The outcomes of Ger (100 and 200 mg/kg) and SV (300 mg/kg) administration in PTZ (35 mg/kg, 14 ip injections, every other day) kindled mice on inflammatory markers, specifically (A and B) IL- 1β, (C and D) IL-6, (E and F) IFN-γ and (G and H)TNF-α levels in the hippocampus and cortex respectively. Data are expressed as mean ± SD (n=6); ^###Compared to normal group. (P<0.001), ***Compared to PTZ group (P<0.001) using One-Way ANOVA tailed by Tukey’s post hoc test.

Figure 9

The outcomes of Ger (100 and 200 mg/kg) and SV (300 mg/kg) administration in PTZ (35 mg/kg, 14 ip injections, every other day) kindled mice on (A) GFAP and (B) BDNF levels and on apoptotic markers specifically (C) caspase 3, (D) caspase 9, the gene expression of (E) BAX, and (F) Bcl2 levels in the hippocampus.
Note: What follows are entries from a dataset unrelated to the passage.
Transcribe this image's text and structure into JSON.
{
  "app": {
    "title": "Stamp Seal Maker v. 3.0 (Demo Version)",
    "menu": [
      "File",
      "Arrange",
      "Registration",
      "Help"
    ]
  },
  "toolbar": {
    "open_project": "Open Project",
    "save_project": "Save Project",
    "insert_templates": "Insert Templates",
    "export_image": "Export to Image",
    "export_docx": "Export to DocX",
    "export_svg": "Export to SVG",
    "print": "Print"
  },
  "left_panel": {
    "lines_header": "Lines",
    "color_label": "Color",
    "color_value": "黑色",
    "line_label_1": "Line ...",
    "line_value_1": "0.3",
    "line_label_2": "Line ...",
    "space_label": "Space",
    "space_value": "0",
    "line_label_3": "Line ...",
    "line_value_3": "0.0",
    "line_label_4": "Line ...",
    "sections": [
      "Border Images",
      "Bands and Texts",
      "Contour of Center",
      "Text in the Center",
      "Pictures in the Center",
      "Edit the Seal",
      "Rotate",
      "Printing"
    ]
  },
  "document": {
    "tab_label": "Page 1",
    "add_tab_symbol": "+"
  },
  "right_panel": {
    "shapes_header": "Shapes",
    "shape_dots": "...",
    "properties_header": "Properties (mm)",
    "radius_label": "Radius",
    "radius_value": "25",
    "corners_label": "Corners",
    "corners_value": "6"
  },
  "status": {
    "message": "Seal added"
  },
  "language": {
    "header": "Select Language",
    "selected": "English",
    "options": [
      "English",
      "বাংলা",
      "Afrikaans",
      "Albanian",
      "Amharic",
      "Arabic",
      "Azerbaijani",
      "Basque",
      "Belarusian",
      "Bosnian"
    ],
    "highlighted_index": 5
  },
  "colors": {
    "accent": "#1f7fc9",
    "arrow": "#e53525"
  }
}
Data are expressed as mean ± SD (n=6); ^###Compared to normal group (P<0.001), ***Compared to PTZ group (P<0.001) using One-Way ANOVA tailed by Tukey’s post hoc test.

Figure 10

The action of Ger on the histopathological alteration of hippocampus stained with H&E stain showing the GL includes 4–6 cell layers (long arrow), PTZ showing apparent reduction in the number of GL cell layers with swelling cells (long arrow) and dilated blood vessel (arrow head), Ger (100 and 200 mg/kg) and SV (300 mg/kg) administration with PTZ revealed amendment in the hippocampus structure, with a noticeable increase in the number of GL cell layers and normally sized blood vessels, and histopathological alteration scoring. ^###Compared to normal group (P<0.001), ***Compared to PTZ group (P<0.001).